Room to eat and rest
The next priority is to provide enough feedbunk and resting space. Usually sized to hold cows for three weeks, the prefresh pen is the only pen where the cow gets to decide when to leave. Because her departure is determined by calving date, this pen should have the capacity to accommodate a wide variation in throughput.
In postfresh pens, cows can be removed early if there is a surge in numbers. We are often asked what the optimal duration of stay is in this pen. The answer is highly variable, as some cows may be ready to handle a move to a larger group at Day 10, while other cows may need three or more weeks. Because a primary purpose of the postfresh pen is to make it easier to detect cows that need medical attention, we suggest a 21- to 30-day stay that will encompass the high-risk period for most fresh cow disease events.
The traditional approach to sizing transition cow pens is to calculate the average number of calvings per week and then multiply by the target number of weeks in the pen. By default, pens designed in this manner are overstocked half of the time with predictable deterioration of fresh cow health.
We recommend sizing prefresh and postfresh pens for 140 percent of the average number of calvings. The "excess" space and stalls are justifiable. Each stall or feeding space in the transition pen is a positive factor in the success of each fresh cow, and each stall helps to launch between 10 and 15 lactations per year. The benefits of each stall or space are multiplied 10 to 15 times and justify the recommendations to oversize.
Two-row freestall layouts with appropriate numbers of crossovers of an appropriate width will generally provide approximately 30 inches of feedbunk space per cow, provided that the pen is not overstocked relative to stalls. Fully stocked three-row pens can be an acceptable choice for far-off dry cows but will not provide sufficient bunk space for close-up cows.
Prefresh freestalls used in a "just-in-time" calving program should be designed so that workers can see the rear end of every lying cow without having to enter the pen and cause a disruption. This is achieved with a head-to-tail layout that allows the workers to see the tail end of all the cows from the feed alley. Alternatively, a drover's lane on the back side of the pen and a feed alley on the front will allow the appropriate views.
Barn design matters
Think next about alleys and stalls. Dimensions for alleys, crossovers and freestalls can be found on the Dairyland Initiative website at http://thedairylandinitiative.vetmed.wisc.edu. In transition cow pens, more frequent crossovers every 12 to 15 stall widths (about 60 feet) are recommended to improve feeding space.

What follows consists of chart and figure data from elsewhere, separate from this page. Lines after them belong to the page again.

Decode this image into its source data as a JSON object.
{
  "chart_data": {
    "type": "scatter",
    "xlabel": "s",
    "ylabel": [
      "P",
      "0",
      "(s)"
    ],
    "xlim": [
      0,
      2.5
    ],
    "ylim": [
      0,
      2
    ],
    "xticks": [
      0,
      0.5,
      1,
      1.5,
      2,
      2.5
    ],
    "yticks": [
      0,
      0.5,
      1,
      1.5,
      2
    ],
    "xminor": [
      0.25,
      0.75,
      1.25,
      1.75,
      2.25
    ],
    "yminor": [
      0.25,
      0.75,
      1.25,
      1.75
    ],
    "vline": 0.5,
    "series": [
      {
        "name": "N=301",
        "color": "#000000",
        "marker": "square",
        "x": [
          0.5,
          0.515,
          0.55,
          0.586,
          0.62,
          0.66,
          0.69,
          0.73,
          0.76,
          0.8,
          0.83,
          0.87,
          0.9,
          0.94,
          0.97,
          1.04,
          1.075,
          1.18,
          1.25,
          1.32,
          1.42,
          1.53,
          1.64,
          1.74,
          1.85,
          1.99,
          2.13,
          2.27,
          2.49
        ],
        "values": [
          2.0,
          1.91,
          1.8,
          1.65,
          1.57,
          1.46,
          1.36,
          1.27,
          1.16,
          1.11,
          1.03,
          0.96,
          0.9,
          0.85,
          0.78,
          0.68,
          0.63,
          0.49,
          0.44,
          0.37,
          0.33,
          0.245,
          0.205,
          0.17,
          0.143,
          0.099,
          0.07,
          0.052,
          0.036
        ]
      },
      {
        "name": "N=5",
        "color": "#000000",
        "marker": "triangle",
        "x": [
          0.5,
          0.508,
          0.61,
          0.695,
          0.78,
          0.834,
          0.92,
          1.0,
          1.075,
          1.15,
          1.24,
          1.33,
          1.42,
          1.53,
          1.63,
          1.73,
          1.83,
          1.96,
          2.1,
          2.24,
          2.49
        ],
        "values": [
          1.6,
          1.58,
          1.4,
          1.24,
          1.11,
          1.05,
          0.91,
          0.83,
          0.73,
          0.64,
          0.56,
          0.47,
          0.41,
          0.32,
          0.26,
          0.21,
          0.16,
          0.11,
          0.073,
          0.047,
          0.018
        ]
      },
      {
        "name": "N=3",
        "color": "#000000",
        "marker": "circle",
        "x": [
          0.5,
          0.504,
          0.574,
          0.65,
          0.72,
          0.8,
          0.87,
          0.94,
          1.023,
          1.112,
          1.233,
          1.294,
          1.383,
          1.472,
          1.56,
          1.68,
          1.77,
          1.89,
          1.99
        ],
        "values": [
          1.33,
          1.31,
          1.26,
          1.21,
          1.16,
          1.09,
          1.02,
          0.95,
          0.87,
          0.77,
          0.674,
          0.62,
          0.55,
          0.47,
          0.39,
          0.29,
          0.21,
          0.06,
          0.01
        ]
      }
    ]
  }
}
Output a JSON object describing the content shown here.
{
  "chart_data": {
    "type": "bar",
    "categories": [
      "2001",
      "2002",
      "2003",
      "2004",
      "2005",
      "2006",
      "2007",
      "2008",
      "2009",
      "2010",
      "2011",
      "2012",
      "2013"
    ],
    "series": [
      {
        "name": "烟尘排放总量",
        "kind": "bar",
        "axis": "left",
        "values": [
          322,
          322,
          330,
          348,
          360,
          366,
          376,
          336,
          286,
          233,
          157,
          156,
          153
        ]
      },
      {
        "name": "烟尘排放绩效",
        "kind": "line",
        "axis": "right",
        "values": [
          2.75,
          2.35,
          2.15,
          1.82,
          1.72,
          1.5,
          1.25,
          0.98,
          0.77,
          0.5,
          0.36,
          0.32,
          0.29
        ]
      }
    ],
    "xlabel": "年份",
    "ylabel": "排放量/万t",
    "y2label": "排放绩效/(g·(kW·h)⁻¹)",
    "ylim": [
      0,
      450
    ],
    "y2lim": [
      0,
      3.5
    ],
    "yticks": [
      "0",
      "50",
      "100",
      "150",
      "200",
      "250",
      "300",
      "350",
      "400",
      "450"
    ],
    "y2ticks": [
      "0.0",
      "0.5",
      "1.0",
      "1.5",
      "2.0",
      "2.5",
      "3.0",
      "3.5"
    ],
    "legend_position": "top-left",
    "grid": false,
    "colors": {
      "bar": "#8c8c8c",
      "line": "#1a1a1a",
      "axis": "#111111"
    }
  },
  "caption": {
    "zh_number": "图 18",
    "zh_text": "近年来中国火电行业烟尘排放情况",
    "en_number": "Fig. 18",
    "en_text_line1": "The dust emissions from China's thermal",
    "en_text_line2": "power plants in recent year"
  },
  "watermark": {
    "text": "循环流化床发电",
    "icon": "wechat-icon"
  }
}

Facilitate cow movement with a drover's alley at least 8 feet wide along the outside wall. Exits to the lane are through access ports in the outside row of stalls, usually shared by two pens. A gate is opened to close off the cross alley, and the cow is brought into the triangle (see photo below).
Prefresh freestalls, in particular, need to accommodate the ample size of pregnant cows and allow for some clumsiness in their rising and lying motions. For mature Holstein cows, freestalls of 52 inches or greater width and 10 feet in length are recommended. Compromises may be made for mixed-age groups where prefresh cows are penned with smaller prefresh heifers.
Bedding choice is an important decision as well, as fresh cow performance is improved by the provision of a soft resting surface throughout the transition period. Parturition is a difficult process at the best of times, but it is even more challenging for lame cows on a firm surface. Surfaces such as sand, compost, deep straw and similar materials provide substantial advantages for fresh cow health over firmer surfaces such as rubber-crumb mattresses or packed earth and concrete.